I performed first. I will not describe it here because the performance was not the story of that episode. The story of that episode was what happened at the judges' table afterward.

Kian opened his mouth to speak. He had his notepad in front of him and his pen in his hand and the particular composure of a man who has decided in advance what he is going to say.

Myles got there first.

He didn't raise his voice. That was the thing that made the clip go viral within the hour — he never raised his voice. He sat in his chair with his elbows on the table and he took Kian's critique from episode two and episode three and he dismantled both of them, point by point, in the conversational tone of someone explaining something to a person who is capable of understanding it if they choose to. He cited timestamps. He cited the audio mix. He cited Marcus, who nodded once without being asked.

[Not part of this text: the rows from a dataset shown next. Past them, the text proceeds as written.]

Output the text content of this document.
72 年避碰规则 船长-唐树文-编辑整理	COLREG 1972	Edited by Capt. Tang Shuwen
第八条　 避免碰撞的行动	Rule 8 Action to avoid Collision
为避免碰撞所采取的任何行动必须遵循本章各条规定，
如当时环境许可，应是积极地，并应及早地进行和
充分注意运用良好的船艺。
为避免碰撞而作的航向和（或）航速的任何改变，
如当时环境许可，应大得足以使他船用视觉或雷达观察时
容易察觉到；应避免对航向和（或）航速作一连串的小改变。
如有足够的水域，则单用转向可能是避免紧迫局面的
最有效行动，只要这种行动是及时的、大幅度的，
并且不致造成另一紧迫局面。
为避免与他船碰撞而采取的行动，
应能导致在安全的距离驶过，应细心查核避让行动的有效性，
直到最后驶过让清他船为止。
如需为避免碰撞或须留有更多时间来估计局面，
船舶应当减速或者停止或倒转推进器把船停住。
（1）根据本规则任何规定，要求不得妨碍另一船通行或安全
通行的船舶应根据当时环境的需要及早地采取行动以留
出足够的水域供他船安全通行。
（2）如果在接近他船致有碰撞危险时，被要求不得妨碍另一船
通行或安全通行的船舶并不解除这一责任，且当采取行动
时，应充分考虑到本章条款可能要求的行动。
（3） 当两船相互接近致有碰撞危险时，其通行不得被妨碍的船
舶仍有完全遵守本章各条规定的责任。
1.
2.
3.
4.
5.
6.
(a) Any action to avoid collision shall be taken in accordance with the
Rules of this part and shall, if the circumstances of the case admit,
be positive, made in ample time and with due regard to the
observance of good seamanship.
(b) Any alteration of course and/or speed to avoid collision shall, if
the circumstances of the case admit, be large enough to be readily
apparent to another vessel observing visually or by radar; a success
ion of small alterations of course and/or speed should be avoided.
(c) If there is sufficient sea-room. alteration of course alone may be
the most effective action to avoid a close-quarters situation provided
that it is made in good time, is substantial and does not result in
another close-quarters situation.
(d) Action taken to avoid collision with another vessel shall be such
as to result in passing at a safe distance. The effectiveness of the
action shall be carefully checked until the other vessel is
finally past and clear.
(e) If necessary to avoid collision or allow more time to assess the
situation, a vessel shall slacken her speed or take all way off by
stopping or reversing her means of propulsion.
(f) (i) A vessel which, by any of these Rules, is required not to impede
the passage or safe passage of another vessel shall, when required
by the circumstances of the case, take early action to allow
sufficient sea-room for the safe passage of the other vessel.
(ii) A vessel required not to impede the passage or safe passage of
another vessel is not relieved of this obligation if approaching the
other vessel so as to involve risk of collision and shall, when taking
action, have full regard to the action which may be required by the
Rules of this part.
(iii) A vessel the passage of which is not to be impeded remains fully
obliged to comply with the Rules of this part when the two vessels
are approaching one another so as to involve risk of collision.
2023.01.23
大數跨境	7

'If there's a technical inconsistency in that performance,' Myles said, 'I'd genuinely like someone to show me where it is. Because I've been doing this for twelve years and I can't find it.'

The room was very quiet.

Kian's pen was still in his hand. He set it down on the notepad. His jaw was tight. His face gave nothing away, which was its own kind of answer.

The audience started clapping before the segment was over.

---

The post-episode press line was short — four reporters, two cameras, the standard questions. I had done enough of these by now to know the rhythm.

The third reporter was the one who asked it.

'Paisley, how does it feel to be caught between two powerful men like this? Wagner on the panel, Thompson as your mentor — does that dynamic affect your focus?'

I looked at the camera. Not at the reporter — at the lens, the way Gwen had taught me, the way I had practiced until it stopped feeling like a confrontation.

'I'm here to work,' I said. 'That's all.'

The reporter waited for more.

There wasn't more. That was the whole answer.

I found out later the clip hit two million views before midnight. My follower count tripled by morning. The comments were full of people who had, until that week, known me only as a footnote in someone else's story — *Wagner's contractual wife, the one he left at the engagement party* — and were now, for the first time, looking directly at me.

I was in the Silver Lake studio at eleven PM when Myles texted: *They're talking about you. Not him. You.*

I read it. I put my phone face-down on the floor.

Then I ran the song again from the top.

I had seventy-eight million dollars left to earn, and the room was finally paying attention.